A altas horas de la noche, ahogada en el papeleo que me arrojaba mi autoritario jefe, recibí una llamada que lo destrozó todo – mi madre se iba a casar, y yo no estaba invitada. No sabía qué me dolía más: el secreto… o el miedo a qué -o a quién- estaba ocultando.
Estaba en mi mesa de la oficina, con los ojos cansados, el cuello rígido y los dedos doloridos por un día entero tecleando números y reescribiendo tres veces el mismo informe.
El resplandor de mi monitor parpadeaba sobre la pila de papeles sin terminar, proyectando largas sombras sobre el escritorio como dedos torcidos que señalaban todo lo que no había hecho.
Al otro lado de la ventana, el cielo se había teñido de un añil intenso. Las farolas se encendían, una a una, como si no estuvieran muy seguras de si ya era la hora.

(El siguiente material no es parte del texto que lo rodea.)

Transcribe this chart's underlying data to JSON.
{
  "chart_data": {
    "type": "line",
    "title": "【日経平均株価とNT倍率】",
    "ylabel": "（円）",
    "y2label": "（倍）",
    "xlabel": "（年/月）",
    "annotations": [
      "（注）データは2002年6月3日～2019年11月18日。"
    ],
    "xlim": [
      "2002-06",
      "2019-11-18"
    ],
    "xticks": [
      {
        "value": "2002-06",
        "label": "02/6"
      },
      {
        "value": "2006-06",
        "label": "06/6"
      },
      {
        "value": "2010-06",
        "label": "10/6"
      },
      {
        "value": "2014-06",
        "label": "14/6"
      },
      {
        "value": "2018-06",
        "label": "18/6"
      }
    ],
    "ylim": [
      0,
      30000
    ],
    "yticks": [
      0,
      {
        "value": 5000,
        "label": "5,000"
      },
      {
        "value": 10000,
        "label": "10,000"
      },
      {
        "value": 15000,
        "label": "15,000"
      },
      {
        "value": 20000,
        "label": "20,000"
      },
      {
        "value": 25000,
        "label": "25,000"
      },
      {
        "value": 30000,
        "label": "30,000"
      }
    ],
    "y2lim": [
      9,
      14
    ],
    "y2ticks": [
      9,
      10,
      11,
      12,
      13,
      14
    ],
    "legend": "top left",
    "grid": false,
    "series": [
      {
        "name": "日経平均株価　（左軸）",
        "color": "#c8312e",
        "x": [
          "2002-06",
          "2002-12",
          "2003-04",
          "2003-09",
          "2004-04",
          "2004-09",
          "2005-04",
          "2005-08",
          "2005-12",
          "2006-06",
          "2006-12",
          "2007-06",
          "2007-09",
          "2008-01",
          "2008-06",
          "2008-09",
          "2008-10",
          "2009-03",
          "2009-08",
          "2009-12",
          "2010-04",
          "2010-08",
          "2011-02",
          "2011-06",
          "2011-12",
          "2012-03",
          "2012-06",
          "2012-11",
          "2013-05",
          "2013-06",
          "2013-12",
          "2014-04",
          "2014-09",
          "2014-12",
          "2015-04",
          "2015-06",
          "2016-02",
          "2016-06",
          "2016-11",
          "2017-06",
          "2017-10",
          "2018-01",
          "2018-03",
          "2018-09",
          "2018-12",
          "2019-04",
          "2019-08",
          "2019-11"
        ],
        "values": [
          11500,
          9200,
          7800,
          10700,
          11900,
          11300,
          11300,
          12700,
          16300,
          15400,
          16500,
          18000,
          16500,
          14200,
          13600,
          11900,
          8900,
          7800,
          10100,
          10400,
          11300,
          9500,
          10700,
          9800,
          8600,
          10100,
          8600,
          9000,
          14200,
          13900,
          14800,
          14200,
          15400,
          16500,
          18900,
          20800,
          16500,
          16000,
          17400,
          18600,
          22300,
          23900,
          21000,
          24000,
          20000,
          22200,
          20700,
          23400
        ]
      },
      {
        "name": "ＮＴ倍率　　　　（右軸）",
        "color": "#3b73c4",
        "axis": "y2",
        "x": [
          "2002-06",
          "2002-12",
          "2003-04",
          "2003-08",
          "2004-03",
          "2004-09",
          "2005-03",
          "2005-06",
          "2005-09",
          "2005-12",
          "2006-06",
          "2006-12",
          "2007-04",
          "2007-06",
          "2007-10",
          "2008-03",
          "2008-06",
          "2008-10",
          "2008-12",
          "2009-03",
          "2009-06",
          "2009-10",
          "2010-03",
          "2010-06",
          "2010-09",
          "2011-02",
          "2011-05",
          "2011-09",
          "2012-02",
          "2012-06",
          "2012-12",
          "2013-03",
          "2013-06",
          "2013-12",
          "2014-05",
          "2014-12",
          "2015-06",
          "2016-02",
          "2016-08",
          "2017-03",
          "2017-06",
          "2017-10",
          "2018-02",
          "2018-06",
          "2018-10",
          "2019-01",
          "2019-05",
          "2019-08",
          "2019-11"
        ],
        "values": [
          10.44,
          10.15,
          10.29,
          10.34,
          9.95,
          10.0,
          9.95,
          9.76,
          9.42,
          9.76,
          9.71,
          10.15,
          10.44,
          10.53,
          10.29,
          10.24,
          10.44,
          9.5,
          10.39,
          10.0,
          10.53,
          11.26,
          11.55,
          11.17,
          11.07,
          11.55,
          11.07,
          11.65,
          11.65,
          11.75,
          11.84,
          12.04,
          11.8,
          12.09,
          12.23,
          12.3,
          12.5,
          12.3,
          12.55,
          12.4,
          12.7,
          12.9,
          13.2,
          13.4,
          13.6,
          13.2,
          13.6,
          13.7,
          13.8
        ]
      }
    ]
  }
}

El zumbido de los fluorescentes susurraba por lo bajo, aumentando el peso que me oprimía los hombros.
Agarré el abrigo, dispuesta por fin a dar por terminada la noche, cuando la puerta crujió al abrirse. Entró
Michael, mi jefe. De unos 50 años, siempre con una camisa impecable, como si la hubiera planchado con una regla, y unos ojos que te atravesaban como si no estuvieras allí.
Tenía una calma que te ponía nerviosa.
Sin mediar palabra, dejó caer una pila de informes sobre mi mesa. Los papeles se extendieron como una avalancha.

“Lo necesito esta noche”, dijo, tan tranquilo como siempre.
“Necesitaré el informe por la mañana”.
Parpadeé y miré el reloj. Las 19:53.
“Michael, son casi las ocho”, dije, intentando no alterar mi voz. “Llevo aquí desde…”
“Hay que hacerlo”, dijo rotundamente, dándose ya la vuelta.
Me mordí el interior de la mejilla para no estallar. Siempre hacía lo mismo: me imponía su carga al final del día como si yo no tuviera vida propia. Como si mi tiempo no importara.

“Una cosa más…”, volvió a mirarme, con los ojos entrecerrados, como si quisiera decir algo importante. Pero luego negó con la cabeza.